Kudu Awards 2017

The 13th Annual SANParks Kudu Awards ceremony was held on 23 November at the CSIR Convention Centre in Pretoria. These awards recognise conservationists for their contribution to the protection of the environment in South Africa. Fundisile Mketeni, SANParks CEO, says that “these awards honour people for their meaningful contributions to the protection of the environment through various means which reflects society’s admirable social responsibility – giving meaning to the SANParks vision of ‘A Sustainable National Parks System Connecting Society”.

We were honoured to have received two awards on the evening! CEO Dr Anthony Roberts was awarded for Corporate Contribution to Conservation (Non-Profit Organisation) in recognition of the trust’s commitment and wide reach in developing young people and imparting environmental knowledge to communities and schools in Cape Town and surroundings. Through successful, long-term partnerships with local government, nature reserves and the SETAs (Sectoral Education and Training Authority), we been running training and development initiatives for out-of-school youth since 2007. Through these programmes, trained and experienced individuals are entering the green economy, creating the human resources needed to actively conserve our biodiversity. We have also been providing environmental education programmes and camps to the youth of Cape Town since 2001 – introducing children to the wonders of nature and showing them how their actions can have an impact on the environment. Dr Roberts said that “to be acknowledged by SANParks for our work with youth in conservation is an incredible honour and something we will cherish now and into the future.”

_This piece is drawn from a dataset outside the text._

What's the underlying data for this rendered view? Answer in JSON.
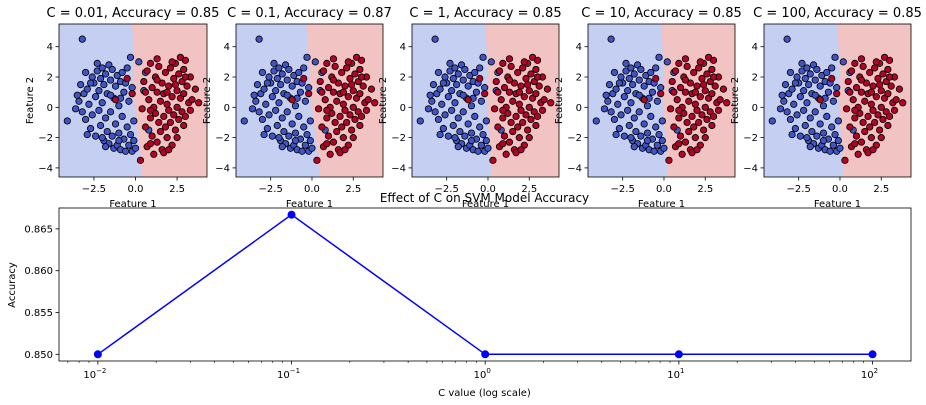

Ms Petro Botha, the Manager of the Gantouw Project, received the first ever award for the category Women in Conservation, for “sustainable conservation of fynbos through ground-breaking research on using Eland as a management tool (as opposed to fire) to conserve the vegetation of the Cape Flats.” Ms Botha has successfully led this project for 2 years now, and the eland are fast becoming icons and ambassadors for the area. She regularly introduces school groups to the eland, explaining the importance of Cape Town’s biodiversity and the role the eland are playing. She also manages and mentors the team of full-time eland monitors who work on the project, and are studying towards careers in Nature Conservation.

Ms Botha has shown that women can excel in conservation, as she heads up this successful and unique project which encompasses scientific study, conservation, environmental education, mentorship and leadership.